Prerequisite: One 100-level social studies course. This course is generally offered once every two years.
Anthropology 317 | Boswell | 4 credits
Does a treasured family heirloom hold the same importance in the life of its owner as a newly purchased item of clothing or technology? Do some objects contaminate those with whom they come into contact, while others have medicinal powers or bestow good fortune? In what circumstances are objects and owners’ inseparable? This course examines material culture, or things, from two related perspectives: The object and its owner. As Appadurai observes, “objects have social lives” that are sometimes independent from their owners. Objects such as kula shells are treasured by their temporary owners and desired by others because they have a lengthy and renowned history of circulation between the Pacific’s Trobriand Islands, whereas some Pacific Northwest Indians amass objects only to give them away in a ritualized ceremony—a Potlach—in order to become “big men.” In certain societies the presence of key resources, such as designer clothing or cooking implements, permits their possessors to have social lives that lead to the expansion of social networks and community building or political advancement. In this course, we will examine a range of theories that correspond to these related approaches to material culture.
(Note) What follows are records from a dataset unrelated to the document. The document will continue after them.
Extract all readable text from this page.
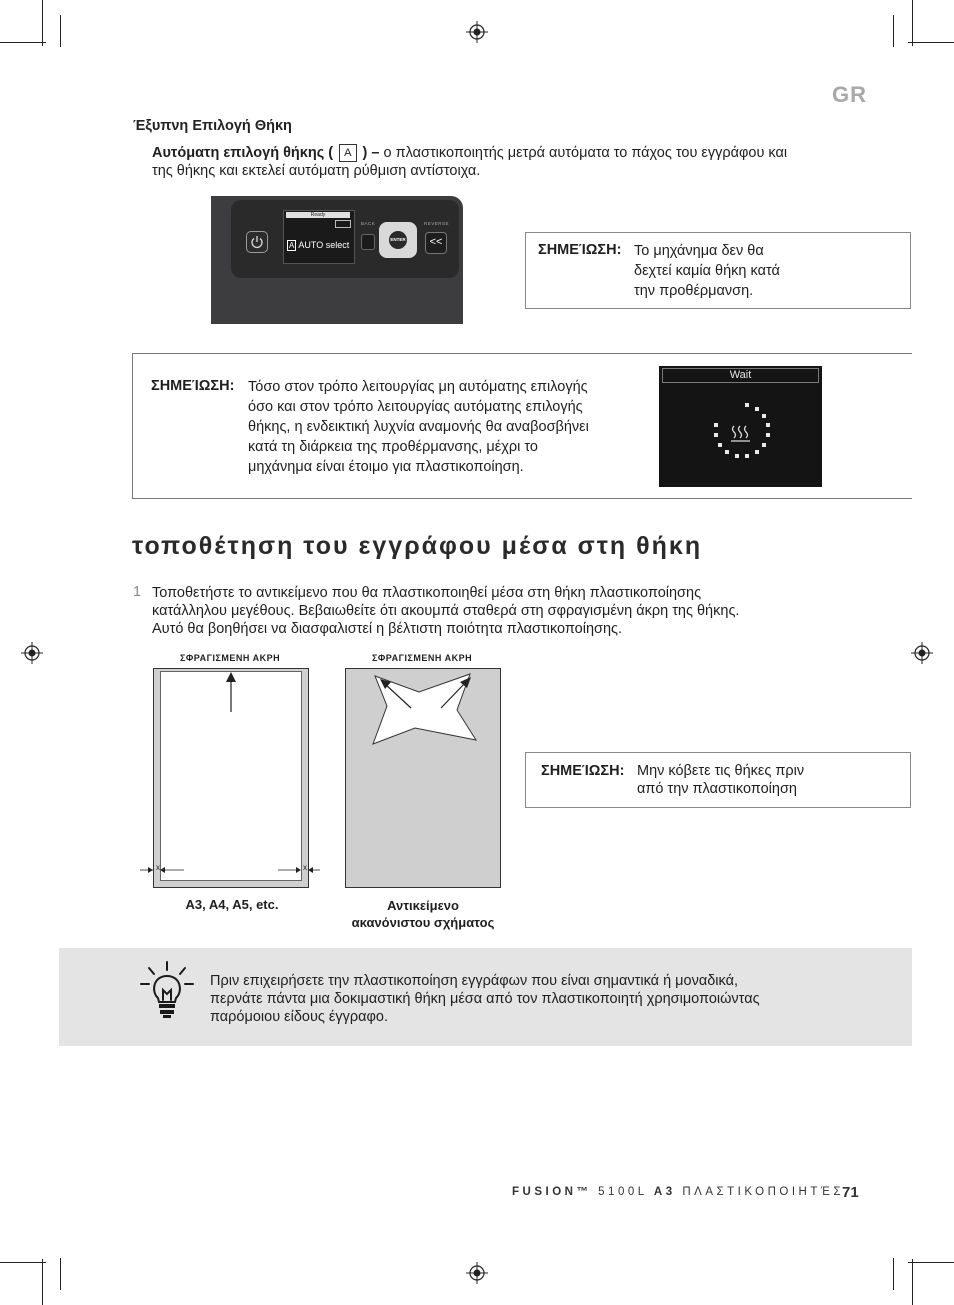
GR
Έξυπνη Επιλογή Θήκη
Αυτόματη επιλογή θήκης ( A ) – ο πλαστικοποιητής μετρά αυτόματα το πάχος του εγγράφου και της θήκης και εκτελεί αυτόματη ρύθμιση αντίστοιχα.
Ready
A AUTO select
BACK
ENTER
REVERSE
<<	ΣΗΜΕΊΩΣΗ: Το μηχάνημα δεν θα
δεχτεί καμία θήκη κατά
την προθέρμανση.
ΣΗΜΕΊΩΣΗ: Τόσο στον τρόπο λειτουργίας μη αυτόματης επιλογής
όσο και στον τρόπο λειτουργίας αυτόματης επιλογής
θήκης, η ενδεικτική λυχνία αναμονής θα αναβοσβήνει
κατά τη διάρκεια της προθέρμανσης, μέχρι το
μηχάνημα είναι έτοιμο για πλαστικοποίηση.
Wait
τοποθέτηση του εγγράφου μέσα στη θήκη
1 Τοποθετήστε το αντικείμενο που θα πλαστικοποιηθεί μέσα στη θήκη πλαστικοποίησης
κατάλληλου μεγέθους. Βεβαιωθείτε ότι ακουμπά σταθερά στη σφραγισμένη άκρη της θήκης.
Αυτό θα βοηθήσει να διασφαλιστεί η βέλτιστη ποιότητα πλαστικοποίησης.
ΣΦΡΑΓΙΣΜΕΝΗ ΑΚΡΗ	ΣΦΡΑΓΙΣΜΕΝΗ ΑΚΡΗ
x	x
A3, A4, A5, etc.	Αντικείμενο
ακανόνιστου σχήματος
ΣΗΜΕΊΩΣΗ: Μην κόβετε τις θήκες πριν
από την πλαστικοποίηση
Πριν επιχειρήσετε την πλαστικοποίηση εγγράφων που είναι σημαντικά ή μοναδικά,
περνάτε πάντα μια δοκιμαστική θήκη μέσα από τον πλαστικοποιητή χρησιμοποιώντας
παρόμοιου είδους έγγραφο.
FUSION™ 5100L A3 ΠΛΑΣΤΙΚΟΠΟΙΗΤΈΣ
71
From classic texts on circulation and exchange to theories on materiality, consumption, and object fetishism, our investigation of objects and owners looks at an array of case studies from across the globe to better understand the life of objects and the lives objects engendered in order to illuminate connections between people and possessions.
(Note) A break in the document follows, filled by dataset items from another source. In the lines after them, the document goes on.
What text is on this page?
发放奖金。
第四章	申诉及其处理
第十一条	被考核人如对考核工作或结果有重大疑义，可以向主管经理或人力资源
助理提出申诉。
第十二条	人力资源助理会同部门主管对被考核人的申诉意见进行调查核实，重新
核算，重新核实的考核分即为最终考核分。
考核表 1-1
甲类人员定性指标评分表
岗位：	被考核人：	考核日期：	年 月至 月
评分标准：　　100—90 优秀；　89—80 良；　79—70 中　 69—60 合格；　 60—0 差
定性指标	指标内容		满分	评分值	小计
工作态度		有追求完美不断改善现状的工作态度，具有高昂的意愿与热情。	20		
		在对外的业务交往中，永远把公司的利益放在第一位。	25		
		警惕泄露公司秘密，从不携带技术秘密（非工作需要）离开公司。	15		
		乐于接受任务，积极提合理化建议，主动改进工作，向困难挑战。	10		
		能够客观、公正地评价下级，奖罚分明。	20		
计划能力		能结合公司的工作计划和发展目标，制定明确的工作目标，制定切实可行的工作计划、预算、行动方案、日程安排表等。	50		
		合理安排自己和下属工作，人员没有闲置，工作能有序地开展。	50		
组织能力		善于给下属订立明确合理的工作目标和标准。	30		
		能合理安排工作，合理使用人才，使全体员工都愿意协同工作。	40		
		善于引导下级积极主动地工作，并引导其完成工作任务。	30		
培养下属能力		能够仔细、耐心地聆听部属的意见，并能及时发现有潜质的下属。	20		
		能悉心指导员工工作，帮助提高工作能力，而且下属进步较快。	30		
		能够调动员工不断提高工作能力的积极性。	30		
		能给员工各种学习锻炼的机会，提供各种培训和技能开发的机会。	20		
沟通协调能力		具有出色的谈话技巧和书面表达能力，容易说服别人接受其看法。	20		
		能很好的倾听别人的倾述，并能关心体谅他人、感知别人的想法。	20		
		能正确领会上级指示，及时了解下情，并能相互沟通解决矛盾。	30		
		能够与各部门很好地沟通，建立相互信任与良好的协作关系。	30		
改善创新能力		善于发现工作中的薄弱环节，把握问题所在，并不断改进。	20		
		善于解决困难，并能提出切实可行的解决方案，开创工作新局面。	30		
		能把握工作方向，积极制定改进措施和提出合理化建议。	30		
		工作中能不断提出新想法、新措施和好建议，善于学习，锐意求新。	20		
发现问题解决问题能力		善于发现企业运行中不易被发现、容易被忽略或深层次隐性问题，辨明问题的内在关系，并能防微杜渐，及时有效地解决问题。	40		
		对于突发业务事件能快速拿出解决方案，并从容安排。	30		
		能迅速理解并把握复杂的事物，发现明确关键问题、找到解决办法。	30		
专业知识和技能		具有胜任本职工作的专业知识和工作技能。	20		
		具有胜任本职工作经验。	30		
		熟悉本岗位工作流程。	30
Prerequisite: One 200-level course in social studies or permission of instructor. This course is generally offered once every two years.
Anthropology 330 | Boswell | 4 credits
Individuals in communities impacted by dispossession and displacement access multiple forms of redress to come to terms with the upheaval and change in their lives. By drawing on ethnographic case studies from across the globe, this course examines how individuals and communities look for relief from and explanations for their upheaval and the means by which they receive compensation for their losses and seek to restore equilibrium to their lives. Of particular interest in this course are the ways in which social relations, identities, and gender are impacted by the processes of disruption and restoration. The course will also examine the complex causes and characteristics of those events leading to dispossession and displacement, as well as the local, national, and international actors involved. An anthropological exploration will enable us to understand the complex and often long-ranging causes and consequences of dispossession and displacement, including humans’ capacity for resilience, forgiveness, and rebirth.
Prerequisites: Junior or Senior standing or completion of Seminar II and permission of the instructor.
Under these course numbers, juniors and seniors design tutorials to meet their particular interests and programmatic needs. A student should see the prospective tutor to define an area of mutual interest to pursue either individually or in a small group.